For this to work the top of the flute must be positioned exactly above the point where the milling machines table swivels.In this case the dividing head has had to be fitted right at the very end of the milling table.

  1. John said:

    John, that is a very nice and clear description of what is a complicated sequence.
    In order to obtain the tapering of the width of the flute, would it work if the depth of the flute was progressively reduced, to progressively use less of the width of a semicircular cutter? Or would that look wrong? John (of johnsmachines)
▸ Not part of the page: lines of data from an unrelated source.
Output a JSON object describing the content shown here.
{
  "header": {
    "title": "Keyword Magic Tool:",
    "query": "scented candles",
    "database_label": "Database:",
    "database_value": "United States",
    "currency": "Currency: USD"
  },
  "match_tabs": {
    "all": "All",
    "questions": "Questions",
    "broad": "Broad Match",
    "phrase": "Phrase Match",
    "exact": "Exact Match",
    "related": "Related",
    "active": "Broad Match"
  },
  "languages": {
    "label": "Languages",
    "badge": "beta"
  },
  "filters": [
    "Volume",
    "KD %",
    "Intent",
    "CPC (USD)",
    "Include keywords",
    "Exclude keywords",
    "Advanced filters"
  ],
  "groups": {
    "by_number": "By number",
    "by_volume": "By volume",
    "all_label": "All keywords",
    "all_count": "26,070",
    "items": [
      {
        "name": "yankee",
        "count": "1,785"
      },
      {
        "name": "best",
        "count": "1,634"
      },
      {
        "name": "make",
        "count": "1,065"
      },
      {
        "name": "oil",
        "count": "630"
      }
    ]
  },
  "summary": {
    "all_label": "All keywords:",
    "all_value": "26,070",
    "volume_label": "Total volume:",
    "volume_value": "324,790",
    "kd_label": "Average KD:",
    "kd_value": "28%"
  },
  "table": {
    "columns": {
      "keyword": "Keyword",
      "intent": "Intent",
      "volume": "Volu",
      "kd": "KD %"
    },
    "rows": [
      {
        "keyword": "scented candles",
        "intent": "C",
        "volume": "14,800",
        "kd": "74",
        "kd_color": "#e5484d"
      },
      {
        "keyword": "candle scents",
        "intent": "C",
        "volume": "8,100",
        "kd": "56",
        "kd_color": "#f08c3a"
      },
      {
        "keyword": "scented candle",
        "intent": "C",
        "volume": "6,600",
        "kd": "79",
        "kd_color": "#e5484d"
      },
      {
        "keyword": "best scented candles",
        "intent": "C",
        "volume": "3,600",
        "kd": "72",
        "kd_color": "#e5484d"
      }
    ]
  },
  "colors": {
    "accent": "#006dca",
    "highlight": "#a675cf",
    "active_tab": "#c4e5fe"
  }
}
  2. sorry i seem to have miss this. The whole point of this method is so the depth of the flute is constant. This is not to say all flutes are of a constant depth but this was only to achieve the appearance that they were.

    john f

  3. Steve said:

    Hi John, I am still quite new to turning and model engineering generally. This technique sounds quite daunting for me. Could I cut my flutes straight to equal depth and width along a 5” column with a 3 mm ball end mill and the run a 3.5mm ball end from one end getting progressively shallower along the flute?

    • johnf said:

      Mmmm, I dont think so. If you look at the flutes on any classical column you will notice the depth of the flute
      is constant along the length of the flute. Of course a tapered flute would not be found on a Greek or roman
      column but from our experience of seeing flutes I dont think one that varied depth would look right.


      • Steve said:

        John, thank you for your reply. I agree completely, but my thought was to set the final depth with the first mill and use the slightly wider mill to decrease the width of the flute by withdrawing it from the flute as it moves along the length of the flute, thereby tapering the sides but not altering the depth of the flute. I will have to experiment and will let you know.